Charlottesville City Schools on Oct. 30 presented a plan to consolidate the district’s preschool programs into a dedicated Early Learning Center that staff say will create a single, licensed site offering extended-day services and a stronger pathway into kindergarten.
Dr. Korab, the division’s early learning leader and principal for the initiative, told the board the center will open with about 60 staff and roughly 200 students on site this year and use a single improvement plan to align instructional and operational work. “We are going to be the Colts,” Korab said, describing the chosen program name and colors. “We are the young horses.”
District leaders said consolidation will allow the ELC to operate under a single license, enable aftercare partnerships and create consistent instructional approaches across preschool and kindergarten.

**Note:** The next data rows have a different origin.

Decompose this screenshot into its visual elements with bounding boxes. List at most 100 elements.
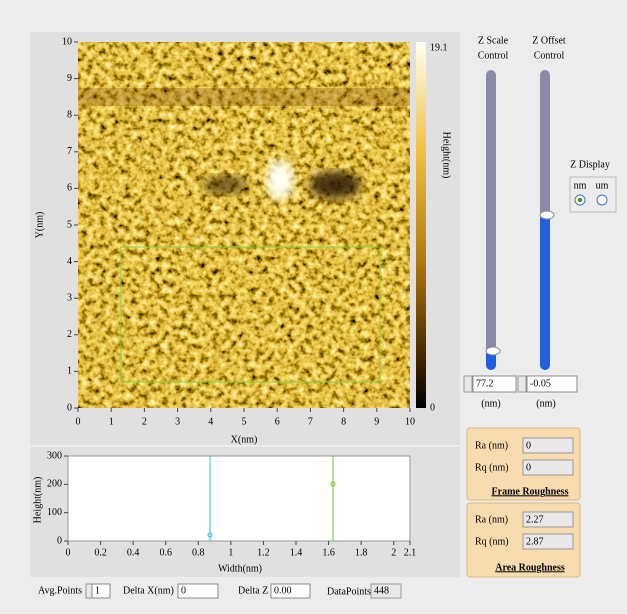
x-tick-label: 0.6 — [159, 547, 172, 558]
slider-label: Control — [534, 50, 565, 61]
y-tick-label: 9 — [67, 73, 72, 84]
unit-label: (nm) — [536, 398, 555, 409]
slider-fill — [540, 215, 550, 370]
x-tick-label: 6 — [275, 416, 280, 427]
scan-streak — [78, 88, 410, 106]
x-tick-label: 1.4 — [290, 547, 303, 558]
y-tick-label: 5 — [67, 219, 72, 230]
x-axis-label: Width(nm) — [218, 563, 262, 574]
x-tick-label: 1.6 — [322, 547, 335, 558]
z-display-label: Z Display — [570, 159, 610, 170]
avg-points-field[interactable] — [91, 583, 111, 599]
delta-z-field[interactable] — [270, 583, 311, 599]
rq-value: 0 — [526, 462, 531, 473]
cursor-marker — [330, 481, 336, 487]
colorbar — [416, 42, 426, 408]
x-tick-label: 8 — [341, 416, 346, 427]
colorbar-label: Height(nm) — [441, 132, 452, 179]
spin-button[interactable] — [85, 583, 93, 599]
y-tick-label: 4 — [67, 256, 72, 267]
ra-label: Ra (nm) — [475, 514, 508, 525]
ra-label: Ra (nm) — [475, 440, 508, 451]
ra-value: 2.27 — [526, 514, 544, 525]
slider-label: Z Offset — [532, 35, 566, 46]
x-tick-label: 4 — [208, 416, 213, 427]
y-tick-label: 200 — [47, 479, 62, 490]
x-tick-label: 0.8 — [192, 547, 205, 558]
ra-value: 0 — [526, 440, 531, 451]
slider-thumb[interactable] — [539, 210, 555, 220]
x-tick-label: 2 — [142, 416, 147, 427]
x-tick-label: 0 — [76, 416, 81, 427]
x-tick-label: 1.8 — [355, 547, 368, 558]
profile-plot-area — [67, 455, 411, 542]
z-offset-value: -0.05 — [530, 378, 551, 389]
panel-title: Area Roughness — [495, 562, 565, 573]
data-points-indicator — [370, 583, 402, 599]
z-scale-field[interactable] — [472, 375, 517, 393]
colorbar-max: 19.1 — [430, 42, 448, 53]
ra-indicator — [522, 437, 574, 454]
radio-dot — [577, 197, 583, 203]
x-tick-label: 5 — [242, 416, 247, 427]
y-tick-label: 10 — [62, 36, 72, 47]
radio-group — [569, 176, 617, 213]
rq-label: Rq (nm) — [475, 536, 509, 547]
x-tick-label: 1 — [228, 547, 233, 558]
radio-label: um — [596, 180, 609, 191]
spin-button[interactable] — [517, 375, 527, 393]
y-axis-label: Height(nm) — [32, 477, 43, 524]
cursor-marker — [207, 532, 213, 538]
y-tick-label: 7 — [67, 146, 72, 157]
slider-label: Control — [478, 50, 509, 61]
panel-title: Frame Roughness — [492, 486, 569, 497]
x-tick-label: 2.1 — [404, 547, 417, 558]
rq-indicator — [522, 459, 574, 476]
z-scale-value: 77.2 — [476, 378, 494, 389]
afm-image[interactable] — [78, 42, 410, 408]
delta-z-value: 0.00 — [274, 585, 292, 596]
control-label: Avg.Points — [38, 585, 82, 596]
slider-thumb[interactable] — [485, 346, 501, 356]
y-tick-label: 6 — [67, 183, 72, 194]
ra-indicator — [522, 511, 574, 528]
delta-x-field[interactable] — [177, 583, 219, 599]
data-points-value: 448 — [374, 585, 389, 596]
x-tick-label: 10 — [405, 416, 415, 427]
dark-feature — [309, 171, 361, 199]
x-axis-label: X(nm) — [231, 434, 258, 445]
y-axis-label: Y(nm) — [34, 212, 45, 239]
colorbar-min: 0 — [430, 402, 435, 413]
x-tick-label: 7 — [308, 416, 313, 427]
x-tick-label: 2 — [391, 547, 396, 558]
x-tick-label: 0.2 — [94, 547, 107, 558]
y-tick-label: 0 — [57, 535, 62, 546]
delta-x-value: 0 — [181, 585, 186, 596]
y-tick-label: 2 — [67, 329, 72, 340]
y-tick-label: 300 — [47, 450, 62, 461]
slider-label: Z Scale — [478, 35, 509, 46]
radio-button[interactable] — [596, 194, 608, 206]
x-tick-label: 9 — [374, 416, 379, 427]
spin-button[interactable] — [463, 375, 473, 393]
bright-feature — [266, 160, 294, 200]
x-tick-label: 0.4 — [127, 547, 140, 558]
y-tick-label: 1 — [67, 366, 72, 377]
rq-indicator — [522, 533, 574, 550]
control-label: Delta Z — [238, 585, 268, 596]
rq-label: Rq (nm) — [475, 462, 509, 473]
z-offset-field[interactable] — [526, 375, 578, 393]
avg-points-value: 1 — [95, 585, 100, 596]
control-label: Delta X(nm) — [123, 585, 174, 596]
x-tick-label: 1 — [109, 416, 114, 427]
selection-rect[interactable] — [120, 246, 381, 383]
control-label: DataPoints — [327, 586, 371, 597]
y-tick-label: 8 — [67, 109, 72, 120]
x-tick-label: 3 — [175, 416, 180, 427]
dark-feature — [203, 175, 247, 195]
unit-label: (nm) — [481, 398, 500, 409]
y-tick-label: 0 — [67, 402, 72, 413]
radio-label: nm — [574, 180, 587, 191]
rq-value: 2.87 — [526, 536, 544, 547]
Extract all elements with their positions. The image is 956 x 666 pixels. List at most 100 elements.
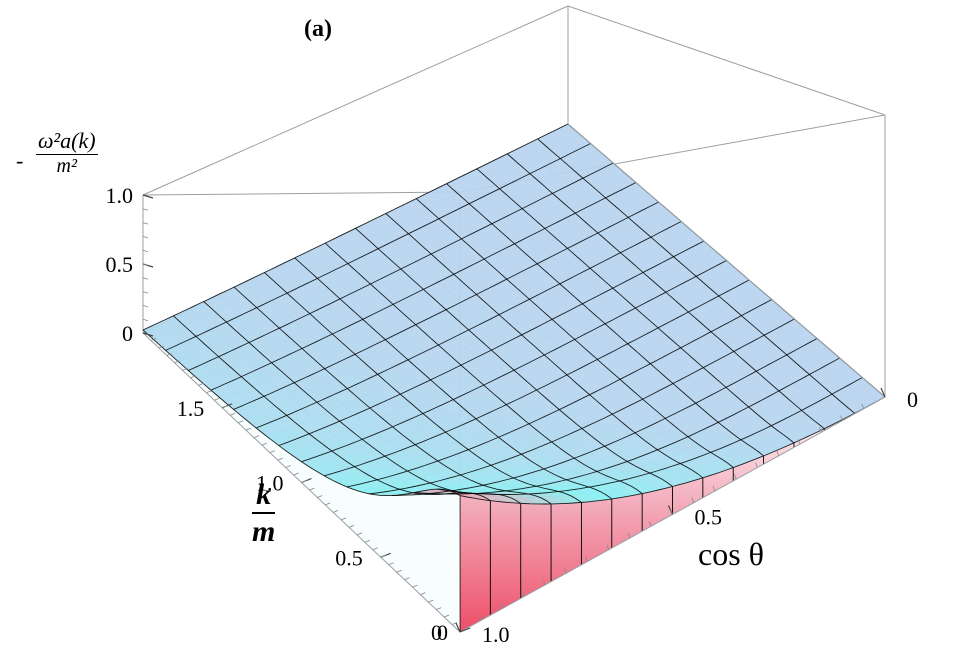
mesh-line-constant-k	[256, 221, 682, 429]
k-axis-minor-tick	[301, 480, 307, 483]
k-axis-minor-tick	[428, 599, 434, 603]
z-axis-fraction: ω²a(k) m²	[36, 128, 98, 178]
k-axis-minor-tick	[325, 502, 331, 506]
z-axis-minor-tick	[142, 222, 149, 225]
cos-axis-minor-tick	[712, 485, 716, 492]
k-axis-minor-tick	[372, 547, 378, 551]
z-axis-denominator: m²	[56, 155, 77, 177]
k-axis-minor-tick	[214, 397, 220, 401]
k-axis-minor-tick	[333, 510, 339, 513]
k-axis-minor-tick	[198, 382, 204, 386]
z-axis-minus: -	[16, 148, 24, 173]
box-edge-top-back	[142, 5, 569, 196]
k-axis-minor-tick	[396, 569, 402, 573]
cos-axis-minor-tick	[542, 579, 546, 586]
z-axis-tick	[142, 194, 154, 199]
k-axis-minor-tick	[158, 345, 164, 349]
k-axis-minor-tick	[190, 375, 196, 379]
box-edge-top-left	[142, 191, 461, 196]
k-axis-minor-tick	[277, 457, 283, 461]
k-axis-minor-tick	[380, 554, 386, 558]
cos-axis-minor-tick	[521, 591, 525, 597]
mesh-line-constant-k	[233, 201, 659, 410]
cos-axis-tick-label: 1.0	[482, 622, 510, 647]
cos-axis-minor-tick	[840, 415, 843, 421]
cos-axis-label: cos θ	[698, 536, 764, 572]
mesh-line-constant-k	[278, 240, 705, 446]
mesh-line-constant-k	[188, 162, 614, 371]
mesh-line-constant-k	[414, 357, 840, 495]
axis-ticks: 0 0.5 1.0 1.5 0 0.5 1.0 0 0.5 1.0 0	[106, 183, 919, 647]
z-axis-tick-label: 0.5	[106, 252, 134, 277]
cos-axis-tick-label: 0.5	[695, 505, 723, 530]
mesh-line-constant-k	[437, 377, 863, 495]
z-axis-minor-tick	[142, 263, 149, 266]
z-axis-minor-tick	[142, 291, 149, 294]
box-edge-top-right	[567, 5, 886, 116]
mesh-line-constant-k	[142, 123, 569, 331]
z-axis-numerator: ω²a(k)	[36, 128, 98, 155]
k-axis-minor-tick	[451, 622, 458, 625]
z-axis-minor-tick	[142, 318, 149, 322]
z-axis-minor-tick	[142, 236, 149, 239]
k-axis-minor-tick	[222, 405, 228, 409]
k-axis-minor-tick	[444, 614, 450, 618]
cos-axis-minor-tick	[627, 532, 631, 539]
cos-axis-minor-tick	[691, 497, 695, 503]
k-axis-minor-tick	[348, 524, 355, 528]
cos-axis-minor-tick	[861, 403, 865, 409]
cos-axis-minor-tick	[797, 438, 801, 445]
z-axis-minor-tick	[142, 249, 149, 253]
mesh-line-constant-k	[165, 143, 591, 351]
k-axis-minor-tick	[309, 487, 315, 491]
k-axis-minor-tick	[364, 539, 371, 543]
z-axis-minor-tick	[142, 208, 149, 211]
cos-axis-minor-tick	[670, 509, 673, 515]
k-axis-minor-tick	[412, 584, 418, 588]
k-axis-minor-tick	[404, 577, 410, 581]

Korab said the division will use the school improvement plan as the organizing template and will prioritize foundational literacy, math, executive functioning, family engagement and developmental screening so students enter kindergarten “strong.”
Staff described several near-term and programmatic details:
- Enrollment and staffing: The division reported approximately 190 students enrolled now with about 10 more in processing; the total number of slots awarded is about 217. Staff said their immediate goal is to start the school year full and to establish a wait list by improving access (for example, adding extended-day options). Korab said the program intends to staff about 60 people, combining existing employees and reconfigured positions.
- Literacy and professional learning: Preschool teachers will take an early-childhood letters course tied to the science of reading so that preschool instruction aligns with K–12 practices. The division will hold professional learning twice monthly and maintain a shared drive of curricular resources to support vertical alignment with kindergarten.
- Facilities and schedule: The program is pursuing two building efforts — an interim site and a new permanent campus. The district is working with VMDO on schematic options and has reviewed prior site-massing work Mitchell & Matthews produced for the Oak Lawn property (land the district acquired from the University of Virginia). Staff said the Mitchell & Matthews work speeds the analysis and that decisions about a permanent site should be possible in early first quarter of the next calendar year; meanwhile the division expects an interim condition of roughly two to three years (they described about three years as the current working timeline).
- Family services and partnerships: The division said it is negotiating an MOU with the YMCA to provide aftercare at the consolidated center, a change officials expect will make enrollment more accessible for working families who need longer day options.
- Inclusion and curriculum: Korab emphasized inclusive instruction (co-teaching for letter names and sounds) and “rich, purposeful” play-based centers that are intentionally aligned to academic goals, with screening and targeted interventions where needed.
Board members asked about capacity, access, and how the division will preserve specialized spaces already used for students with disabilities while expanding sensory and regulation spaces for more children. Korab said the division plans to increase shared sensory/skill-building spaces so they are not solely tied to individual IEP services.
The presentation included a broader vision for family engagement — on-site adult learning and parent classes — and some aspirational programming Korab described as part of “dream big” planning for what the center could offer in the long term. Korab also noted that staff established a schematic-design committee of preschool staff to review VMDO options and that teachers are visiting other divisions to learn from recent openings.
What’s next: district staff will continue schematic and site analysis, finalize interim-site operations, continue professional learning for preschool teachers, and work with partners on enrollment and aftercare logistics. Board members requested regular updates on enrollment numbers, family outreach, and capital timelines.